Nun warnt Deepak Parekh im Gespräch mit der F.A.Z. öffentlich vor einem bevorstehenden Crash. Als Chairman der HDFC Bank (Housing Development Finance Corp. Ltd.) in Bombay, der größten Hypothekenbank des Landes, ist er einer der führenden indischen Banker, zugleich Chairman von Siemens in Indien und Ratgeber zahlreicher Regierungen in Neu-Delhi.

Deepak Parekh: „In Indien haben sich zwei Blasen herausgebildet”

Deepak Parekh: „In Indien haben sich zwei Blasen herausgebildet”

Die Indien-Euphorie läßt sich an der Börse ablesen, die Kurse steigen in immer schnellerem Tempo von Rekordstand auf Rekordstand. Ist das noch zu vertreten?

Ich denke, es haben sich in Indien zwei Blasen herausgebildet: an der Börse und im Immobiliensektor. Beide Bereiche sind überteuert. Der Grund ist relativ simpel. Es fließt immer schneller immer mehr Geld in die Märkte auf der Suche nach wenigen guten Aktien und wenigen guten Immobilien. Die rasch steigende Liquidität führt zu dieser schrecklichen Inflation der Preise.

Was also ist Ihre Erwartung?

Sensex 30

Sensex 30

Es wird zu einem Crash kommen müssen, die Märkte werden leiden. Und mit ihnen die Menschen.

Wann?

Vielleicht in drei Monaten, vielleicht geht es noch ein halbes Jahr so weiter.

Ist der Crash unvermeidlich?

Natürlich wäre mir eine Korrektur lieber, eine sanfte Landung. Aber vieles spricht für etwas anderes. Klar ist: die Preise sind zu schnell gestiegen.

Wie überbewertet ist die Börse?

Das kann man nicht pauschal entlang des Index beantworten. Schauen Sie auf einzelne Segmente, auf einzelne Aktien: Einige werden mit einem Kurs-Gewinn-Verhältnis von 80 oder gar 90 gehandelt. Im Bau und in der Infrastruktur liegt das KGV bei 70 oder 80. Das sind Höhen, die wirklich gefährlich sind. Im Bankensektor hingegen haben sie die 30 noch nicht genommen. Einzelhandel, Bau, Immobilien - dies sind Sektoren, die extrem hoch bewertet sind.

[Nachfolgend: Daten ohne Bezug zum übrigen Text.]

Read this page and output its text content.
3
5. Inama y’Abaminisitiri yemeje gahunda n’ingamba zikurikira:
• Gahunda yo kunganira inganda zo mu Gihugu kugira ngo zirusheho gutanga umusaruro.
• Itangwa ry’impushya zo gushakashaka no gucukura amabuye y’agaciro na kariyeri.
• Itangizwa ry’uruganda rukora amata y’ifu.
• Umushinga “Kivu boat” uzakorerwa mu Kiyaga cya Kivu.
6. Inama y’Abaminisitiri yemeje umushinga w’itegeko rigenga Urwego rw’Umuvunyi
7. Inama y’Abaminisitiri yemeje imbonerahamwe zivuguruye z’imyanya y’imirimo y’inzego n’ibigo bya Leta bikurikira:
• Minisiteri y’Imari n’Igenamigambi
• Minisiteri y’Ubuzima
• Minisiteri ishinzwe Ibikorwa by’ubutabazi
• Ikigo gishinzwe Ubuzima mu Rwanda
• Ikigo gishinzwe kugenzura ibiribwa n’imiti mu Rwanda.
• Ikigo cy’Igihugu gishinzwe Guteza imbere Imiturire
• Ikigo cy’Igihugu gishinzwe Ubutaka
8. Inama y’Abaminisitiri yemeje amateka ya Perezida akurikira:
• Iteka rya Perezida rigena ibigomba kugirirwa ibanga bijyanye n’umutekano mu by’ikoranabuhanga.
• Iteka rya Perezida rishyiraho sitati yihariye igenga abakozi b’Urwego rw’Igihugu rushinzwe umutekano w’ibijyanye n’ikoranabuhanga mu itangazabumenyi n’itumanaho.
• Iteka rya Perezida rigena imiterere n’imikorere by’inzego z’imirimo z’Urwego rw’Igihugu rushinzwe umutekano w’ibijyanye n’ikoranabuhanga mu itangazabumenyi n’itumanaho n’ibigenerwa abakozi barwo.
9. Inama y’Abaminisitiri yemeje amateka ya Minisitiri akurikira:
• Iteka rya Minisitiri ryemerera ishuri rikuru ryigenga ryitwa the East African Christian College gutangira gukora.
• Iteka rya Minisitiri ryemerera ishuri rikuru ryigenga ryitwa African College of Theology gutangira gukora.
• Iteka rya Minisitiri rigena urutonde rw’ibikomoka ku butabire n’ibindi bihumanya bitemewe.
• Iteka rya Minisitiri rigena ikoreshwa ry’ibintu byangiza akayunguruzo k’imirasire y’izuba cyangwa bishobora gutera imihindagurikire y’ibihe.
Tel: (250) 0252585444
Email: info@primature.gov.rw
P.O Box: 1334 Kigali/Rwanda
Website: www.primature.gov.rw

Sie selber üben die Aufsicht aus über ein Unternehmen, das in diesen Höhen bewertet ist...

Das ist richtig, ich bin Chairman von Siemens in Indien. Das KGV unserer Aktie hier liegt bei über 70. Da muß man sich fragen, ob und wie eine solche Bewertung Bestand haben kann. 70 - das ist unglaublich. Natürlich steigern wir unseren Umsatz um 60, vielleicht 70 Prozent im Jahr. Eine solche Bewertung an der Börse freilich rechtfertigt auch das nicht.

Ein besonderes Risiko dürfte vom wachsenden Zustrom der Auslandsgelder ausgehen...

Ja, wenn die abgezogen werden, wird es zu einem Crash kommen. Denn wenn es soweit kommt, dann geschieht dies über Nacht - in dem Moment, wo die Investoren bessere Chancen an einem anderen Ort sehen, wie etwa höhere Zinsen in ihrem Heimatland.

Sie persönlich würden derzeit also keine Aktien in Indien kaufen?

Einzelne, genau ausgewählte Werte vielleicht. Aber pauschal muß die Antwort sicherlich „nein“ lauten.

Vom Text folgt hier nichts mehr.